Considering the vast body of theory and devotion which has grown up around the person of Mary, the mother of Jesus, it's important to realise that we know hardly anything about her.

We know even less about his father. In this passage I have used a well-attested version of the text which tells us that his father was a carpenter (as in Matthew 13.55, rather than that Jesus himself was a carpenter) and his mother's name Mary. The reason for using this version of the text is that to call someone the son of his mother in Jesus time and culture would have been tantamount to an insult. 

Men were always called after their father, since women were regarded as socially inferior to men. Jesus' culture was strongly patriarchal. 

Another reason for calling Jesus Mary's son might have been that the author of Mark made a simple mistake because he didn't appreciate fully the niceties of Palestinian culture.

It's worth noting that we don't know for sure that Jesus himself was a carpenter. This so-called fact isn't mentioned in the gospels, except in the variant text in this chapter (which I have chosen not to use). It's an assumption based on our knowledge that sons often ( but not always) took on the professions of their fathers. On the other hand, it's possible that the gospel authors called Jesus "the son of a carpenter" because they didn't want to show that the "Son of God" worked for a living. In their day this could have weakened the theological case they were trying to make.

He could have been a farmer. His parables and stories indicate a good knowledge of this area of life - though perhaps no more so than anyone who lived in those times. Most people would have been much closer to the land than are modern city dwellers. We don't know if or how Jesus earned a living.

Justin Martyr in the middle of the second century says Jesus was a woodworker who made ploughs and yokes. But he presents no evidence for his belief.
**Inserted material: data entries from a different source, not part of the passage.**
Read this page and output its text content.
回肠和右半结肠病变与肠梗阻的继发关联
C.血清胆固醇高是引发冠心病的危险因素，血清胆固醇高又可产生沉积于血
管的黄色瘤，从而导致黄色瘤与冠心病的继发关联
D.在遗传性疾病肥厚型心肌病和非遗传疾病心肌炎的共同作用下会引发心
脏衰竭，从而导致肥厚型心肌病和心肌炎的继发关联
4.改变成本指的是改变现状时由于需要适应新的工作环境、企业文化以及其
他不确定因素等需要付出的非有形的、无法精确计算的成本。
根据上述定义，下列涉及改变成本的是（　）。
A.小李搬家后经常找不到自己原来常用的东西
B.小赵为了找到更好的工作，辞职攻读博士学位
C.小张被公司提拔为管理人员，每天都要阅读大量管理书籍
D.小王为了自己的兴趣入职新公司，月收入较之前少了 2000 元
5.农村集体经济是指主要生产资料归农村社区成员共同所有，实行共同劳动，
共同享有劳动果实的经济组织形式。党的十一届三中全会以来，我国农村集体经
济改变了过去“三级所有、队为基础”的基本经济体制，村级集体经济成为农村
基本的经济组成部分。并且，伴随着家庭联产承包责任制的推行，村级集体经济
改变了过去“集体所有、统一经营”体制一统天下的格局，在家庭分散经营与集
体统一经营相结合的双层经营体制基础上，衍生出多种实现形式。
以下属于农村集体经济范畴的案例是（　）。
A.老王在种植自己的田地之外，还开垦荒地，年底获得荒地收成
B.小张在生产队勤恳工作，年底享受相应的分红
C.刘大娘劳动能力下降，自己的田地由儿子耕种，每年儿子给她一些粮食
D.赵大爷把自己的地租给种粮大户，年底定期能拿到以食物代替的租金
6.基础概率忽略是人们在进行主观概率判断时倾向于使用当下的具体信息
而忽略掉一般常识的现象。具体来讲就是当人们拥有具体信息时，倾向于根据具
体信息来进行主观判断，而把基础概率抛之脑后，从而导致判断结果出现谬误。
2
The Joseph believed to have been Jesus' father is mentioned in the birth narratives which a large majority of commentators agree are not history. In one source (the "Book of James") Joseph is said to have been very old when he married Mary. Despite all this, Joseph has had a flourishing cult around his name since "The History of Joseph the Carpenter" was published and circulated between the 4th and 7th centuries.

Mary appears in this passage and the same version in Matthew 13.55. His mother isn't named in John 19.25. Although this latter passage may reflect early tradition, it almost certainly isn't historically probable. And, of course, Mary is central to the non-historical birth narratives. She's also mentioned by the author of Luke in Acts 1.14 as having been present at prayers with the apostles and her other sons.

It is upon this slim evidence that the entire body of Mariology appears to have been built. The Mary of tradition is a theological construct.

True to their inferior status, Jesus' sisters aren't named as are his brothers. But this is the only reference (with the parallel in Matthew) that we have to them in the gospels. The James of Acts and 1 Corinthians is assumed to have been Jesus' brother on the basis of Galatians 1.19 where a James is called "the Lord's brother" by Paul.

I think the upshot is that the idea of Mary is hugely overblown in Christian tradition on the weakest of evidence. In contrast the person of Joseph is comparatively shadowy as befits the evidence. One can't help supposing that theology, rather than history, is responsible for both images.